Teil II schildert, wer Reich werden konnte - vor allem Bankiers und Händler. Die Holzhändler waren die Kolonialherren des Habsburgerreiches, … Drach, Engel-Jánosi, Goedel, Munk, Ortlieb, Eissler sind bekannte Namen. … An Stelle der Holzhändler traten die Kohlenhändler. … Die größten unter ihnen, die Gutmann, kontrollierten ein weit verzweigtes Geschäftsfeld. … Mit Anselm von Rothschild, der die wichtigste Kohlenbahn, die Nordbahn, dominierte, übten sie monopolistischen Einfluss auf die Wiener Kohlenversorgung aus. Die bekannteste Handelsmarke des alten Österreich schuf Julius Meinl. 1862 eröffnete er auf dem Fleischmarkt ein Geschäft für "täglich frisch gebrannten Kaffee". Im Zeitalter der modernen Industrialisierung zählten Erfinder, wie auch Baumeister, Architekten, Hotelbesitzer, Nobeladvokaten und Zeitungszaren zu den Spitzenverdienern.

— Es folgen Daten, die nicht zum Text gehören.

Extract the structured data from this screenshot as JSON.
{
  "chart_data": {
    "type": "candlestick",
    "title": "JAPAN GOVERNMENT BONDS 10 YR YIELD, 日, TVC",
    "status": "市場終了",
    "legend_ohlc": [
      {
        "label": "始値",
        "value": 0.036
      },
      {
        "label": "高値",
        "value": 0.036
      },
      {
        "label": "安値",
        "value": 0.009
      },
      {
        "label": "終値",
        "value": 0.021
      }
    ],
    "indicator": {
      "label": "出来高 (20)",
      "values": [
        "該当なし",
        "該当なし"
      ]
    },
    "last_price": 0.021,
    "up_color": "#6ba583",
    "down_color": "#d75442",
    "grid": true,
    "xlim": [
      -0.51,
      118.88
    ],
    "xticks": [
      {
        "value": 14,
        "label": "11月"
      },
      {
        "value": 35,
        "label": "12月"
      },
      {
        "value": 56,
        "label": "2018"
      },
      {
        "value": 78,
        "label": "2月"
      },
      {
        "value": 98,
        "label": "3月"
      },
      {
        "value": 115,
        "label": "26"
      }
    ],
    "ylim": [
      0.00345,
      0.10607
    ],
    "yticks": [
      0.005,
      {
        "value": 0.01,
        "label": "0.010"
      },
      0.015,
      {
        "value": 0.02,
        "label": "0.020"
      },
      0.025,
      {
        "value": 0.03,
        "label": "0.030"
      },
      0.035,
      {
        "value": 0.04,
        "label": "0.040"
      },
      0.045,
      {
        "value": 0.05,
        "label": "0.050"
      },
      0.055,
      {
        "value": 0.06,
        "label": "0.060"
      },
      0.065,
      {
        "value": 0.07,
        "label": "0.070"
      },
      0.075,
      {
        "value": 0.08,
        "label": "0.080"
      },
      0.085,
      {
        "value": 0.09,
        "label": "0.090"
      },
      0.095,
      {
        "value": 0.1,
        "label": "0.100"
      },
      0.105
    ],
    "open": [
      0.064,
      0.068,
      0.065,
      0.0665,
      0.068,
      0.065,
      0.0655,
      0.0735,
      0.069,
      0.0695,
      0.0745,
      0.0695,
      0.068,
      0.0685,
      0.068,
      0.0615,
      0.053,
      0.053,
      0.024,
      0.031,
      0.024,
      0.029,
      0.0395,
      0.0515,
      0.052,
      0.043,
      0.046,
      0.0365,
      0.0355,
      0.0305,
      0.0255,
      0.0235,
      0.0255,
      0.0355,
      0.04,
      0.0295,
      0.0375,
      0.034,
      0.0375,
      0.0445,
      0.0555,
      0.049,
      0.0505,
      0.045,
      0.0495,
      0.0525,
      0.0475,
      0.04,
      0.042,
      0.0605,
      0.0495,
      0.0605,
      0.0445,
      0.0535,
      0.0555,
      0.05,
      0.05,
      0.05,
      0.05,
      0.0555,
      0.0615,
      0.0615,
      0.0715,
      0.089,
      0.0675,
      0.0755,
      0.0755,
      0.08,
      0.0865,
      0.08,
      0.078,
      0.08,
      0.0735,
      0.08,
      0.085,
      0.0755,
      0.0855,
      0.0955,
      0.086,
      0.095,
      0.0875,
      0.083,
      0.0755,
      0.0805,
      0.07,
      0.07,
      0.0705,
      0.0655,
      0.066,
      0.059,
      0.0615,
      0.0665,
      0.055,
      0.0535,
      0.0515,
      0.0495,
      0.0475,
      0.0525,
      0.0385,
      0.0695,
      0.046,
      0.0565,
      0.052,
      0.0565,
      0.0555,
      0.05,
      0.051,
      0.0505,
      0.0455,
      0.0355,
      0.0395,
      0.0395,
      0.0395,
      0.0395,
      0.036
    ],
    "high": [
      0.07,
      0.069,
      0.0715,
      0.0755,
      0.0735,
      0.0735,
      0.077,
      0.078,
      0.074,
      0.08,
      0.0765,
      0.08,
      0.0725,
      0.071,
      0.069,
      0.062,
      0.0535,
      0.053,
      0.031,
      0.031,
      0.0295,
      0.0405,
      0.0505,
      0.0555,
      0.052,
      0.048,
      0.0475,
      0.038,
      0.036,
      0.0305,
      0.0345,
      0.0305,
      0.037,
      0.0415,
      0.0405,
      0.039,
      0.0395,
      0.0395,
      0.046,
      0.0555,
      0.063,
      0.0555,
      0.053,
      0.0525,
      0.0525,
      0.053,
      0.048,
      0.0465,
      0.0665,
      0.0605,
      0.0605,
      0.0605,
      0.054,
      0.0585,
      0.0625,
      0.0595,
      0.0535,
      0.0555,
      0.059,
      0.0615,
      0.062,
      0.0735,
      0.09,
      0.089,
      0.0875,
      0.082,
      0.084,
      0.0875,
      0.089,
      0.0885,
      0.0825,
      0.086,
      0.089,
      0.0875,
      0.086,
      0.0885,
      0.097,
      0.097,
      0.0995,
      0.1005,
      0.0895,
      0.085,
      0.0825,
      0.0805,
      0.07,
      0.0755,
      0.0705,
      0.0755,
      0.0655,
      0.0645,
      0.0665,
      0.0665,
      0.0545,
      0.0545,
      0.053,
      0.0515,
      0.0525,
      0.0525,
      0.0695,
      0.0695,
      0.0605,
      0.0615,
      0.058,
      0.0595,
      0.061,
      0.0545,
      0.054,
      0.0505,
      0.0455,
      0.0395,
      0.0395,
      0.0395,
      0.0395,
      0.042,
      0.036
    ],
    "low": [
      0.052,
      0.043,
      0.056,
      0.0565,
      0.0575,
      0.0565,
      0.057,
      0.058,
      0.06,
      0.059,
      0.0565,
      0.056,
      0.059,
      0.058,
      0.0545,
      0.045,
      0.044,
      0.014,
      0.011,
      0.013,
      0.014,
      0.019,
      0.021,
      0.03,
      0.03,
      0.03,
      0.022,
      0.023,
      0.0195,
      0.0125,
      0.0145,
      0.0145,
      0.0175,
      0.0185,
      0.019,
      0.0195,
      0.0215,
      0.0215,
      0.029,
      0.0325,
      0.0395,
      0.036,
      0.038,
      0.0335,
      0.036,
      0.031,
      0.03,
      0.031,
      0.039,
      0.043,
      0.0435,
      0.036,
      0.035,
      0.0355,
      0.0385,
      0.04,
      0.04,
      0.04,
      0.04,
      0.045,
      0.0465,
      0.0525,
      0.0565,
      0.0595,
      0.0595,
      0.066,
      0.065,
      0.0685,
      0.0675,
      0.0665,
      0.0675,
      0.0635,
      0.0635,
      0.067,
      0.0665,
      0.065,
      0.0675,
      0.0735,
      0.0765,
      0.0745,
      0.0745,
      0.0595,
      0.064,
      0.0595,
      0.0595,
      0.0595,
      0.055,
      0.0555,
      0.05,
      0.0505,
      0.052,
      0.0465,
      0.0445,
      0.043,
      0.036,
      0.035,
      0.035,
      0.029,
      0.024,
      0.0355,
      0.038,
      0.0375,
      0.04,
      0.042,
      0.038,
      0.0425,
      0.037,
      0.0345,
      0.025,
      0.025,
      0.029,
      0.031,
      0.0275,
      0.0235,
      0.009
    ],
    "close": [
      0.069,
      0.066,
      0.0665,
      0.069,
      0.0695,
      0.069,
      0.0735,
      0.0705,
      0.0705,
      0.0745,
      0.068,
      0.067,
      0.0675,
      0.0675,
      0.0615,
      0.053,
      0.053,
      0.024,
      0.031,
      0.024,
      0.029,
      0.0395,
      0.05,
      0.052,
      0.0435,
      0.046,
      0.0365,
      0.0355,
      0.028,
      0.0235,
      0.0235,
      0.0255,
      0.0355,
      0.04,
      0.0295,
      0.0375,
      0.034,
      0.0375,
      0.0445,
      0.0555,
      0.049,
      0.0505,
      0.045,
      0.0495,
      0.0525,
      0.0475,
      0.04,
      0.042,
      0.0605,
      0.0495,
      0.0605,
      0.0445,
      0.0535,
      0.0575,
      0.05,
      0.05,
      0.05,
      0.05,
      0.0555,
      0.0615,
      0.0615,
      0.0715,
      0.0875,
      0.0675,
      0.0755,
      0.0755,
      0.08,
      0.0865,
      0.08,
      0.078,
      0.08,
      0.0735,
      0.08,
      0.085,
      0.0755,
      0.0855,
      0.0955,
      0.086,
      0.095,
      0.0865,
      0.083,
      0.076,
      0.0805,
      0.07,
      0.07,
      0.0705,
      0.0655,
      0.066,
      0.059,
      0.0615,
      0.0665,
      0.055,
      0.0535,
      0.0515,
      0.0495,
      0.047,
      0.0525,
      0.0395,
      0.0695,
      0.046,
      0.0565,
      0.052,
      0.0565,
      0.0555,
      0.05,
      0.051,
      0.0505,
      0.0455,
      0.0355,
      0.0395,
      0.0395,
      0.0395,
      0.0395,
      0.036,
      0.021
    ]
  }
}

Eine weitere Möglichkeit, Wohlstand zu erlangen, war Reich erben. "Auf einmal bin ich ein reicher Mann", soll sich Kaiser Franz Joseph gefreut haben, als er 1875 die tschechischen Besitzungen von Ferdinand I erbte. Sein Vermögen wird sicher höher anzusetzen sein als das des deutschen Kaisers, wohl auch höher als das des bayerischen Königs. Über Kaiser Franz Josephs jährliches Einkommen kann man nur mutmaßen … mindestens 35 Mio. Kronen. Außerdem blickt man im dritten Teil dieses Buches, das so viele Aspekte beleuchtet, hinter die Kulissen des "alten" und des "neuen" Adels, erfährt Interessantes über lustige Witwen und reiche Töchter sowie jüdischen Reichtum.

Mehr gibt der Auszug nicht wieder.